The award brought with it publication of the 68-page manuscript by the Fordham University Press.

“It was the manuscript I kept returning to with admiration and fascination,” said Elisabeth Frost, Ph.D., associate professor of English, and the editor of the POL book series. “It’s both intellectually ambitious and moving.”

Although a single poem, Continuous Frieze’s five lines course lengthwise across the length of the book, obliging the reader to, in effect, turn the entire book’s pages five times to read the poem in its entirety.

“She’s invented a reading process that I found stunning,” said Frost, who has curated the POL awards since their inception in 1999.

Continuous Frieze’s subjects—particularly Pierce’s sometimes uneasy navigation between her mother’s Japanese culture and her father’s Occidental heritage—also demand multiple readings, Frost said.

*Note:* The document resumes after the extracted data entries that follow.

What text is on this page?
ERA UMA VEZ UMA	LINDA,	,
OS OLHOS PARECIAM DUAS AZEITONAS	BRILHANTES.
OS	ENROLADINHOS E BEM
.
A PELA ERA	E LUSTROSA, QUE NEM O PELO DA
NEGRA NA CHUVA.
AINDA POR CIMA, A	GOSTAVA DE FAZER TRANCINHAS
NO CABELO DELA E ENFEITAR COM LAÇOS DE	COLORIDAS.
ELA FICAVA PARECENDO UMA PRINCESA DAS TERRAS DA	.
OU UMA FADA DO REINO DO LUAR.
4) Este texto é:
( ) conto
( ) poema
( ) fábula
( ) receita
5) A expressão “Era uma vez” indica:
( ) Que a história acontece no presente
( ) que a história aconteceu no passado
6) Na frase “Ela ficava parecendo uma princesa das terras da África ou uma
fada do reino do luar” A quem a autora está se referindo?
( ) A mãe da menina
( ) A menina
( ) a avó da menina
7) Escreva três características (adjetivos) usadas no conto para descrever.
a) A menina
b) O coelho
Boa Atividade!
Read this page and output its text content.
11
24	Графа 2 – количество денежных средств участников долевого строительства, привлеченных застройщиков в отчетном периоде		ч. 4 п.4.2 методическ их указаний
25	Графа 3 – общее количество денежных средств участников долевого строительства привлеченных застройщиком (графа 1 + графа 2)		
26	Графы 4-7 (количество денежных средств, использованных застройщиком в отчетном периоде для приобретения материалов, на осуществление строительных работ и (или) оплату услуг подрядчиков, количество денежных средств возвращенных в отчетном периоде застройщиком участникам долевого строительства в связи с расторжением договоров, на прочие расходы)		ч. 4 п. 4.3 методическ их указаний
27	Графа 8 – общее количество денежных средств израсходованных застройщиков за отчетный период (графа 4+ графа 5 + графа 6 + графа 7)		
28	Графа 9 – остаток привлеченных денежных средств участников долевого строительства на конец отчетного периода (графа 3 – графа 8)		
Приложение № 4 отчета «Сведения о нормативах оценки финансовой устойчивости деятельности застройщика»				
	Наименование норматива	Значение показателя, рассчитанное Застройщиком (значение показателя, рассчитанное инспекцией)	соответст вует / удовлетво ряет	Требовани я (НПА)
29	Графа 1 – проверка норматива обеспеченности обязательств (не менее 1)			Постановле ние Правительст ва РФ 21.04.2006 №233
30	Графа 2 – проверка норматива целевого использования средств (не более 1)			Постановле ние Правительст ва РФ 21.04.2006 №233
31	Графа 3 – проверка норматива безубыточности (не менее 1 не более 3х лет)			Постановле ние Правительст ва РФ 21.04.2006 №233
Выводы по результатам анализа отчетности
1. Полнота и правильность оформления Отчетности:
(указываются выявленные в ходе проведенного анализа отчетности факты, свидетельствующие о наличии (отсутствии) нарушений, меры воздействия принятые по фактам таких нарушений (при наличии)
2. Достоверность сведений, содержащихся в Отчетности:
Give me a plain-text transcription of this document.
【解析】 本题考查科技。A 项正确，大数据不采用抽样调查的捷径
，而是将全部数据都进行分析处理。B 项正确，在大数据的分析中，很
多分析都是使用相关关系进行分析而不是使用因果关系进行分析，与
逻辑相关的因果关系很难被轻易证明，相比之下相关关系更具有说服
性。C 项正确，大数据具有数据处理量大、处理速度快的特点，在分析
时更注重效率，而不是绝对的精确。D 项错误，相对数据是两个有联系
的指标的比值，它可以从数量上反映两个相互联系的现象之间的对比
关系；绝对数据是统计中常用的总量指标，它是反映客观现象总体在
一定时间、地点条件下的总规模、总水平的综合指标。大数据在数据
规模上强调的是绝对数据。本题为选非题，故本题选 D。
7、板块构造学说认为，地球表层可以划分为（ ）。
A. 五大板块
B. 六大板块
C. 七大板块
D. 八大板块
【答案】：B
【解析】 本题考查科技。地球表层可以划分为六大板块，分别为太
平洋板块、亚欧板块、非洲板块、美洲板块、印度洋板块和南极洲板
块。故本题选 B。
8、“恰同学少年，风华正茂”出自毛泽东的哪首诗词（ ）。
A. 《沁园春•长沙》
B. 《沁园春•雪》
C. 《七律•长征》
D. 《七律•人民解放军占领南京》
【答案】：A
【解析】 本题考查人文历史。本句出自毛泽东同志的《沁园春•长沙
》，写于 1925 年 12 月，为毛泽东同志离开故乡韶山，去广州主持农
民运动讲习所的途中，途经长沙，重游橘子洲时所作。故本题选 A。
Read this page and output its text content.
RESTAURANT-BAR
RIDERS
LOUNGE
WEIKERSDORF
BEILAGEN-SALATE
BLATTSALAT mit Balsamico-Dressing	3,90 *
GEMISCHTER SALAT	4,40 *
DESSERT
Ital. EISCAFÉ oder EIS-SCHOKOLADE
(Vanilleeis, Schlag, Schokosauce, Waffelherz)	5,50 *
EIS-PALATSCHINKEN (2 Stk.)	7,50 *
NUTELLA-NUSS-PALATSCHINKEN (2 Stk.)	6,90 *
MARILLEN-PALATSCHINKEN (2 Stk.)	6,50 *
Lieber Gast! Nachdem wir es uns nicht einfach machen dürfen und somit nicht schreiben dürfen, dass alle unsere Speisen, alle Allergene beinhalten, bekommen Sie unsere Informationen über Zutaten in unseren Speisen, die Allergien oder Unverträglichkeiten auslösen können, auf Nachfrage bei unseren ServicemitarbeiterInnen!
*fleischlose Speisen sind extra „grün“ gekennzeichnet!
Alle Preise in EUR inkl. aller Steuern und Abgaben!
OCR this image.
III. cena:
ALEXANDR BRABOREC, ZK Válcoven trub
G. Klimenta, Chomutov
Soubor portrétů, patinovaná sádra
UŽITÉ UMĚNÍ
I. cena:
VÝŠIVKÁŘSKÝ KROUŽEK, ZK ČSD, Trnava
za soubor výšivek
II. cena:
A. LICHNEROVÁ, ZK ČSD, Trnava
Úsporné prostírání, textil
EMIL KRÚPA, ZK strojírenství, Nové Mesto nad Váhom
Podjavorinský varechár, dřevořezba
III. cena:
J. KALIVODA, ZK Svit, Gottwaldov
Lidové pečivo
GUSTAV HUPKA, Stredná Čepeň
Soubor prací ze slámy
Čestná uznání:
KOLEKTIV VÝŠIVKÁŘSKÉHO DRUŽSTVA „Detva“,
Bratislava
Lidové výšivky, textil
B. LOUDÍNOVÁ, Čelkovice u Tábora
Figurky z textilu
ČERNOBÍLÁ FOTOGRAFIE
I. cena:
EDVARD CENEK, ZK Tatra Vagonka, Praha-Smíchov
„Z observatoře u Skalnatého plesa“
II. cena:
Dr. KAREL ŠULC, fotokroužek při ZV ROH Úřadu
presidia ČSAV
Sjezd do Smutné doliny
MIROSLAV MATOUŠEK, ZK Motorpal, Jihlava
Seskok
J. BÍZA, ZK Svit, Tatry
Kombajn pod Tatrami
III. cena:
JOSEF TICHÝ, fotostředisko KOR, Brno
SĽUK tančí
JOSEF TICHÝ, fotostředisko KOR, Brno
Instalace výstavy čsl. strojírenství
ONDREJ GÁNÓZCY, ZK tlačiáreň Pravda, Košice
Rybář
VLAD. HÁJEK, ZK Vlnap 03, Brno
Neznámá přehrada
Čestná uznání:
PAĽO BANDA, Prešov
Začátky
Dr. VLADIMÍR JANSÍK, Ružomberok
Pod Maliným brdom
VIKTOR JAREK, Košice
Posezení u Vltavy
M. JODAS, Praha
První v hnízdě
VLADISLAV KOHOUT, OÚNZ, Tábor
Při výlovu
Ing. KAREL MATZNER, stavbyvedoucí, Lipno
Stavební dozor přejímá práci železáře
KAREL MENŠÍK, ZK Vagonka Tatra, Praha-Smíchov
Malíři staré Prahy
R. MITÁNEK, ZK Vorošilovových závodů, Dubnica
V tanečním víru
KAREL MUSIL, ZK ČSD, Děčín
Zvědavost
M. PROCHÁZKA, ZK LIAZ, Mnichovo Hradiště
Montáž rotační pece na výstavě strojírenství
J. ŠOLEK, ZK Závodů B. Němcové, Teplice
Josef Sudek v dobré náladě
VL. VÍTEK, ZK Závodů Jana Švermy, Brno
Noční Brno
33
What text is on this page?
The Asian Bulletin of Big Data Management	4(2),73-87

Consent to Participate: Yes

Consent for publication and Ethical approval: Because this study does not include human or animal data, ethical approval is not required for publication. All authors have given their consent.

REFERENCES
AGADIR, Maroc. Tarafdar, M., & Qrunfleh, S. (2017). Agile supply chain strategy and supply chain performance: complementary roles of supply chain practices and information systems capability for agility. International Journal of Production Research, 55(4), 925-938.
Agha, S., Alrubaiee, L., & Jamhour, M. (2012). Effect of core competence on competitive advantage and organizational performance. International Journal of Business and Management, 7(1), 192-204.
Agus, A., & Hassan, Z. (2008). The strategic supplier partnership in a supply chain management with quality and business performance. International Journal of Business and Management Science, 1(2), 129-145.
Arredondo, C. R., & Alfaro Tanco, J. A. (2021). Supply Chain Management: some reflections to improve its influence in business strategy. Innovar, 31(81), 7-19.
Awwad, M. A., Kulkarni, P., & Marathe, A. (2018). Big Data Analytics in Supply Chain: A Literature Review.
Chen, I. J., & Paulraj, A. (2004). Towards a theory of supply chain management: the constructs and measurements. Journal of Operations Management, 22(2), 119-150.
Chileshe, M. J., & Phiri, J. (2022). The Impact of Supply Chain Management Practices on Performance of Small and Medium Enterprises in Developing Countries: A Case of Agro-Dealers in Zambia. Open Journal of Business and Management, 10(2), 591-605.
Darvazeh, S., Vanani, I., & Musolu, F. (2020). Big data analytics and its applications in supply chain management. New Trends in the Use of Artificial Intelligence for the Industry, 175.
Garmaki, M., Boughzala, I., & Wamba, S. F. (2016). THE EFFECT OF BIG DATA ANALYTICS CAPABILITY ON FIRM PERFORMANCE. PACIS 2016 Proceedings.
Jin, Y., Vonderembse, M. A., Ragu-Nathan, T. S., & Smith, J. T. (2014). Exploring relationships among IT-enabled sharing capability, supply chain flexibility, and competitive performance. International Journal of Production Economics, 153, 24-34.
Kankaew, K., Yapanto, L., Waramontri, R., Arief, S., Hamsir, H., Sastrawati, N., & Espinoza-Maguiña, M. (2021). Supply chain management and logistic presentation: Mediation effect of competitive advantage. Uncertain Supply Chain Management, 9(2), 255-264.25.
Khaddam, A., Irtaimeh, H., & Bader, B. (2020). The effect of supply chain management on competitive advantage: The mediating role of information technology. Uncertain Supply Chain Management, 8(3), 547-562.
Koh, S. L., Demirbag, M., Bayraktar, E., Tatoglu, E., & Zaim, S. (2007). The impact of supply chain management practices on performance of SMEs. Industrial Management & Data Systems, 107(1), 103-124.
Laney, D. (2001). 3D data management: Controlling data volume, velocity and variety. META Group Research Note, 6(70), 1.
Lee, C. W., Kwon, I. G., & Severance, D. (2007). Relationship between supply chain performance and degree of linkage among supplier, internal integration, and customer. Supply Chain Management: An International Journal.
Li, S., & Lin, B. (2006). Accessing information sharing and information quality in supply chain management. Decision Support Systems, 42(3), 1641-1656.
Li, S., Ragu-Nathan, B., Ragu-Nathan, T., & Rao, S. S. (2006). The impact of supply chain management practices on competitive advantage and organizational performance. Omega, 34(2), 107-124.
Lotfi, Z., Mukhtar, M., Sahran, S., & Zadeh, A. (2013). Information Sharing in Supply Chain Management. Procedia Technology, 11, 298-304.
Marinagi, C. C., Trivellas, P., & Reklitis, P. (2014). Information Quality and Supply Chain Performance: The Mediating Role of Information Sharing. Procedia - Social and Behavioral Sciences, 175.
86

“It’s not a lyric poem that is short that can be read once and understood,” Frost said. “It’s challenging.”

This is the first time that the annual competition, open to poets writing in English, has awarded an editor’s prize, this year selected by Frost and the poet Mei-mei Berssenbrugge, in addition to an overall POL Prize winner.

From the initial list of about 350 submissions, 29 manuscripts by 27 poets were selected as finalists by Frost; Heather Dubrow, Ph.D., Fordham’s John D. Boyd Chair in Poetic Imagination; and several other readers.

Berssenbrugge then chose Julie Choffel’s The Hello Delay as the recipient of the original POL Prize.

At POL’s Lincoln Center campus book launch for both winners on March 28, Berssenbrugge, a two-time American Book Award recipient for her poetry, praised the “passionate” imagery in Choffel’s poems, which she said are nonetheless imbued with a “homespun clarity.”

The Hello Delay explores the constant negotiations between what people know and what they expect, particularly during conversation.

“When I was thinking about the title, I was thinking about the pauses when we speak to each other, that kind of delay when we anticipate meaning,” said Choffel, who teaches creative writing at the University of Connecticut.

Those interactions amount to what Choffel called “a weird permanence … echoes,” which unceasingly alter the meanings we think we glean when speaking with one another.

“We’re always translating to a certain extent,” said Choffel. “I think of my writing as something that takes things apart and puts them together again.”

At the book launch, Berssenbrugge, Pierce and Choffel read from their poetry for about 100 people, including students from three city high schools.